# Fellow toolcat owners...help!



## Sleeper (Oct 6, 2007)

Hi i'm new here.... I'm the owner of a toolcat 5600 turbo highflow unit....

Today I did somthing I hoped would never happen.....I put a pipe through the front windsheild :angry:
They windshilds in the toolcat are VERY curved and I asked my dealer in the past what it would cost to replace....his answer was...you don't want to know!

This just happend today and I'll have to wait till tuesday to find out (thanksgiving)....So I really want to know....does anyone know what the windsheilds are worth??? I can't find any places online that sell or have a parts list for the toolcat....

Please guys....I need a ballpark figure....this is killing me!

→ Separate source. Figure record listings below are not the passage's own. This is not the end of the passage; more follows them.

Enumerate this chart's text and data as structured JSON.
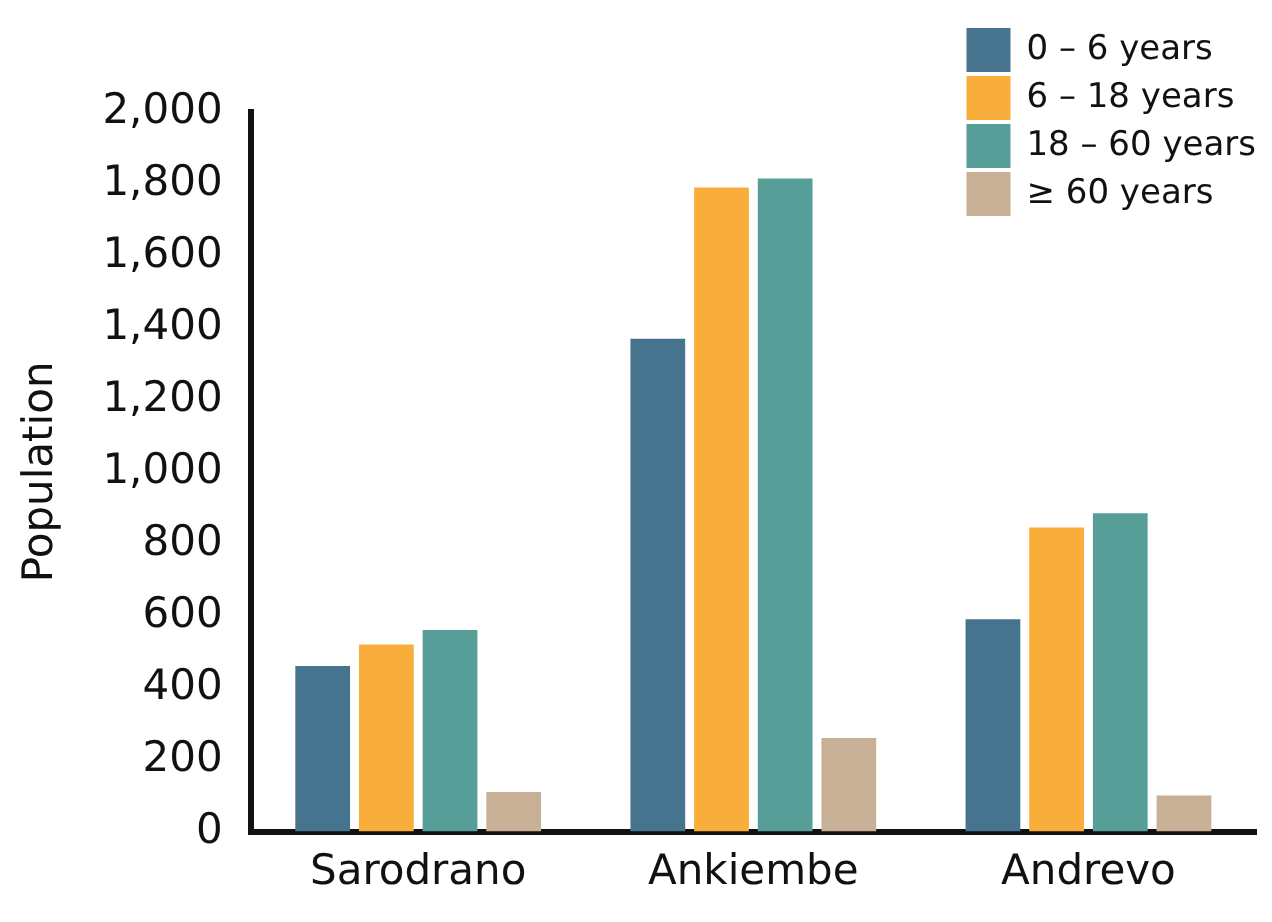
{
  "chart_data": {
    "type": "bar",
    "ylabel": "Population",
    "categories": [
      "Sarodrano",
      "Ankiembe",
      "Andrevo"
    ],
    "series": [
      {
        "name": "0 – 6 years",
        "color": "#46738e",
        "values": [
          460,
          1370,
          590
        ]
      },
      {
        "name": "6 – 18 years",
        "color": "#f9ae3b",
        "values": [
          520,
          1790,
          845
        ]
      },
      {
        "name": "18 – 60 years",
        "color": "#589e98",
        "values": [
          560,
          1815,
          885
        ]
      },
      {
        "name": "≥ 60 years",
        "color": "#c8b096",
        "values": [
          110,
          260,
          100
        ]
      }
    ],
    "ylim": [
      0,
      2000
    ],
    "yticks": [
      {
        "value": 0,
        "label": "0"
      },
      {
        "value": 200,
        "label": "200"
      },
      {
        "value": 400,
        "label": "400"
      },
      {
        "value": 600,
        "label": "600"
      },
      {
        "value": 800,
        "label": "800"
      },
      {
        "value": 1000,
        "label": "1,000"
      },
      {
        "value": 1200,
        "label": "1,200"
      },
      {
        "value": 1400,
        "label": "1,400"
      },
      {
        "value": 1600,
        "label": "1,600"
      },
      {
        "value": 1800,
        "label": "1,800"
      },
      {
        "value": 2000,
        "label": "2,000"
      }
    ],
    "grid": false,
    "legend": "top right"
  }
}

I think it's going to run me at least $500 or double!

Anyone?


----------



## bobcat s-160 (Feb 27, 2007)

More than $500 is right


----------



## bobcat s-160 (Feb 27, 2007)

A front door for a bobcat is $550. From my dealer. Its a glass door. No wiper or anything like that ( I don't think)


----------



## Bruce'sEx (Sep 16, 2006)

bobcat s-160;410653 said:


> A front door for a bobcat is $550. From my dealer. Its a glass door. No wiper or anything like that ( I don't think)


Bobcats front doors are curved, and have a whiper motor/blade on it.

as for the toolcat. no idea, but I would say your right about the around 500


----------



## powerjoke (Nov 13, 2004)

don't worry about it i bought a brand new one for mine from bobcat and they intalled it for $275 i bought my toolcat about 2 weeks ago it's an older one 2003 cab h/a not high flo but the mach seems a little week on wheel and boom power so the took it back to the shop and have it right now? all well, oh and about the windshield i just wanted to give you relief for a second i never broke mine but if i had to guess i'd say you are totaly screwed you might as well trade it in LOL looks like you'll have to wait till toosday


----------



## powerjoke (Nov 13, 2004)

*Windshield*

SLEEPER i have my toolcat in the shop so i called to check on it today and i asked them about a windshield for yours and they give me a price of $403.91 that is NOT list that is actual price so take it as you may ]
RICK


----------